The other terrible accident waiting to happen, Stephanie cautions, is commercial real estate. Eager to make up for lost residential mortgage volume, banks have been pouring dough hand over first into the commercial real-estate market, creating, naturally, a huge and swiftly inflating bubble. Such profligate lending has swollen commercial real-estate loans to 14% of all bank loans, the largest slice since data first was collected 13 years ago.

Inevitably, delinquencies are starting to rise apace with the burgeoning loans and have reached their highest level in a decade. The problem is a dead certainty to get worse, as troubles in Wall Street spill over into the commercial real estate market.
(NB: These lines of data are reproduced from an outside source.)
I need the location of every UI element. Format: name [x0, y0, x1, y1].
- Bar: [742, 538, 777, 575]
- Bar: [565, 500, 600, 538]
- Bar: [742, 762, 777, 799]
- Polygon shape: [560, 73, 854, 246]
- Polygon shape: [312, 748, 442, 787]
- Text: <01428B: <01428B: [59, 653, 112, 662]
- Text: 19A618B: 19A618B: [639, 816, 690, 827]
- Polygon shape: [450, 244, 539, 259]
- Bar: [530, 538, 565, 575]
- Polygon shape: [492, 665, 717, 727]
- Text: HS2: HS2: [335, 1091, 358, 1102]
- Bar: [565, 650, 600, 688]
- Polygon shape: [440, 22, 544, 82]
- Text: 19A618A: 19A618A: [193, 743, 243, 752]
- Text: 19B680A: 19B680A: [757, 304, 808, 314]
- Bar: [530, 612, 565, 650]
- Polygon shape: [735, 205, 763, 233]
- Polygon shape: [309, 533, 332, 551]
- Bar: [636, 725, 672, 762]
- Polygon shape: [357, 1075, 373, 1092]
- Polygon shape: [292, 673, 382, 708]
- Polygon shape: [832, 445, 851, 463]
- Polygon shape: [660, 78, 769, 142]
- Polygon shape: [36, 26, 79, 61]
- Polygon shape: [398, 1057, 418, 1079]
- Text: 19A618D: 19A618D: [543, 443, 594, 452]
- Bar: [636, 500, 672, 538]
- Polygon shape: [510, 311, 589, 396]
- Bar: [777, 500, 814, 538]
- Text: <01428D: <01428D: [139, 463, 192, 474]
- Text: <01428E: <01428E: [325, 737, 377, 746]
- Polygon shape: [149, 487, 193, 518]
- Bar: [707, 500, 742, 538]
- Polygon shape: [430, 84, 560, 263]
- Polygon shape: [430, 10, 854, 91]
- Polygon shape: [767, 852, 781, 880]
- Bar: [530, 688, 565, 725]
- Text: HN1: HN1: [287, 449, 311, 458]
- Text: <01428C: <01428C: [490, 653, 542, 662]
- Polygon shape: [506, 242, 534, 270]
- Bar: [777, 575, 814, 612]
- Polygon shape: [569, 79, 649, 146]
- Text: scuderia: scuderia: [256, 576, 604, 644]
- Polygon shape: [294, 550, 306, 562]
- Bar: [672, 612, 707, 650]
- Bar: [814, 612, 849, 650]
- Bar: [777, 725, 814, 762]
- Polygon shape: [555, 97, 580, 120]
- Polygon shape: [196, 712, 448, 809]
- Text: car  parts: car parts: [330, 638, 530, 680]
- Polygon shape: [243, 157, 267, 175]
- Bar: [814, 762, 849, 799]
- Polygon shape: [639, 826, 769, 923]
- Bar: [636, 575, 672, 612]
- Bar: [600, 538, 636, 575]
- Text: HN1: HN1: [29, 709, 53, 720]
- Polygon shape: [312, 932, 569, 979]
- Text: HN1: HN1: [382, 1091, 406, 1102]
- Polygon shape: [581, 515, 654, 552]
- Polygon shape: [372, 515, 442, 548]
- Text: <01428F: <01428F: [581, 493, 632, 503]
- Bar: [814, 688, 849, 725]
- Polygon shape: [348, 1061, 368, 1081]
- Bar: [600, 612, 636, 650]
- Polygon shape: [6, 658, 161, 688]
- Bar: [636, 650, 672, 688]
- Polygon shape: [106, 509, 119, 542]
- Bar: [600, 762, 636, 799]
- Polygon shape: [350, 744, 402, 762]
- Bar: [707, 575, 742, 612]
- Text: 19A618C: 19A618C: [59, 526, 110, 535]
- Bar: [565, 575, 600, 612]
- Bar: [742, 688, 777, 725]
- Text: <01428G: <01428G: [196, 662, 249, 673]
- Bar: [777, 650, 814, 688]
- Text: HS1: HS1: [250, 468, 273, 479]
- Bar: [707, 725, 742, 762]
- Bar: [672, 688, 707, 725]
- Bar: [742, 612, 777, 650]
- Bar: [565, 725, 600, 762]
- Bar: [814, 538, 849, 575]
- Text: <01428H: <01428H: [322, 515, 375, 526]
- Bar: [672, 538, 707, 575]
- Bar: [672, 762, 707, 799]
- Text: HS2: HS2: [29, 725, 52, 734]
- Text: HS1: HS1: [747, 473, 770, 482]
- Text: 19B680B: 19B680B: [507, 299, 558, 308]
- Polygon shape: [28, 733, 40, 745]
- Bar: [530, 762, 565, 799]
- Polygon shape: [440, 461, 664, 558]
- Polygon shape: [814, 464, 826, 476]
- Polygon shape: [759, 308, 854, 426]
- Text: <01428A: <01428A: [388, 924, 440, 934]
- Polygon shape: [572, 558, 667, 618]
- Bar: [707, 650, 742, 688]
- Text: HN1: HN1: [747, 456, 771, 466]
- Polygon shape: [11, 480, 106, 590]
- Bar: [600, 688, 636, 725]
Stephanie cites a report by CB Richard Ellis that 42% of commercial real estate in lower Manhattan and 28% in midtown is tied to the financial sector.

Ruminating on the frantic scurrying about in Washington to come up with some palliatives for distressed homeowners (especially those who vote) and stretched-to-the-limit lenders (especially those who chip into campaign coffers) Stephanie views the efforts with something between wonder and mild incredulity.

Contrary to the conventional wisdom and the traditional lack of any kind of wisdom in Washington, she avers, "The current credit bust is not simply a function of reckless real-estate lending -- residential and commercial. It is a function of interest rate 'resets' across the entire U.S. economy."
Consumers aren't the "only ones who haplessly heeded Greenspan's call to ARMS." Everyone, she explains, switched to borrowing short. Municipalities, for example, as we've just had unhappy reason to discover.

And so did Corporate America with a vengeance: Floating-rate paper now accounts for 54% of its overall issuance, up from 26% in 2002, and a tidy $565 billion in corporate bonds have to be rolled over this year, 34% greater than last year.

Hey smiley face, what's so funny?"
 

Thanks,

A good summary of the situation with AMBAC was posted on Naked Capitalism yesterday. It seems that the banks are not stumping up cash but rather providing a back stop to a rights issue.

 
Thought this might give people a bit of a laugh. A couple of videos relating to the sub-prime mess. Posted them on the blog as well.

The first is John Fortune & John Bird, which is very very funny, and great if you are having trouble following how this fiasco happened.

The second is a little easier to follow.


 

The Sunday Times reports that HSH Nordbank, one of Germany"s biggest financial institutions is to sue UBS, the Swiss banking giant, claiming it was mis-sold hundreds of millions of dollars worth of subprime securities. The action is expected to trigger a wave of similar lawsuits across world financial centres as institutions seek recompense for losses incurred from buying complex financial instruments that are now worth a fraction of their original price.legal experts say action against investment banks that sold these products will drag on for years, and up to 500 BLN USD will have to be written off against the value of sub-prime mortgages.
 
The action is expected to trigger a wave of similar lawsuits across world financial centres
Great, so all the losses are going to be magnified by massive legal costs.

How to profit from a credit crunch: become a lawyer.

GP
 
Great, so all the losses are going to be magnified by massive legal costs.

How to profit from a credit crunch: become a lawyer.

GP

Too specific.

How to profit FROM ANY SITUATION IMAGINABLE: become a lawyer.

Now, that's more like it.....


AJ
 
Too specific.

How to profit FROM ANY SITUATION IMAGINABLE: become a lawyer.

Now, that's more like it.....


AJ

it seems a lot of them have found ways to profit from the current problems.. investment banks are "secretly" profiting from emergency ECB funding by acting as brokers to funnel billions of euros to Britain"s banks and building societies re: "much needed liquidity". On Friday, Lloyds TSB chief executive Eric Daniels confirmed that the bank had used the ECB to "fund at the best rate we can".
Cheers
..........Kauri
 
Rumours that a Goldman analyst in a report has said that large additional write downs are still possible going forrard. The report purportedly says that Citi will have $12 bln in additional write downs, Merrill $4 bln, Lehman $3.5 bln, JPM $3.4 bln, MS $3.1 bln, and BSC $1.4 bln. Good to see that they haven't mentioned themselves..

Cheers
...........Kauri
 
Maybe Merrills will fill in the blanks about Goldman Sucks.